The Public Prosecutor’s Office for Economic Affairs and Corruption (WKStA) has initiated investigations into the disputed donation agreements from Novomatic owner Johann Graf. According to the news magazine “profile”, a WKStA spokesman has confirmed that 21 people and an association are being investigated on suspicion of tax evasion.
According to “profile” research, this is about the suspicion that Graf’s donation agreement with Novomatic employees or their spouses could be hidden payments from an employment relationship. In this case, the recipients would have to pay income tax. It is possible that the payroll tax was also reduced.
All those affected have always denied all allegations. In response to a “profile” request, Graf’s lawyer Christopher Cabinet informed him that Graf did not have a board position in Novomatic. All donations were made “for purely private motives” without regard and were reported for funding.

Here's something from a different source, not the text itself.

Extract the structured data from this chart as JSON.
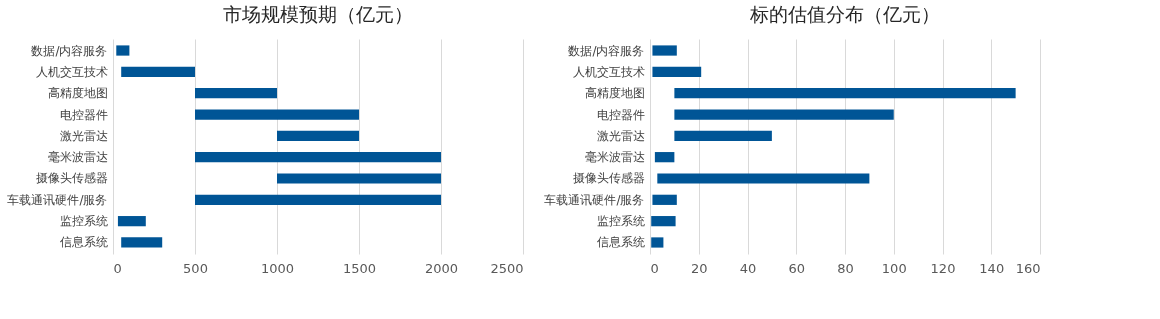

In mid-June, in response to the preliminary investigations that had been launched, Graf submitted an expert opinion from the tax consulting firm KPMG, which – in summary – claimed that these were genuine donations. One argument: The money comes from already taxed dividends from Novomatic Group to Graf. From 2009 to 2019, the dividends – before capital gains tax – would have been around EUR 271 million. Graf gave – after tax – about two thirds. Mathematically, it would be about 130 million euros.
The preliminary investigation is only about part of it. There are a total of about 160 donation agreements – some amount to millions. Novomatic’s lawyer Peter Zöchbauer said on request: “All monetary gifts from Professor Johann Graf are his private matter. My client can therefore not comment on this.”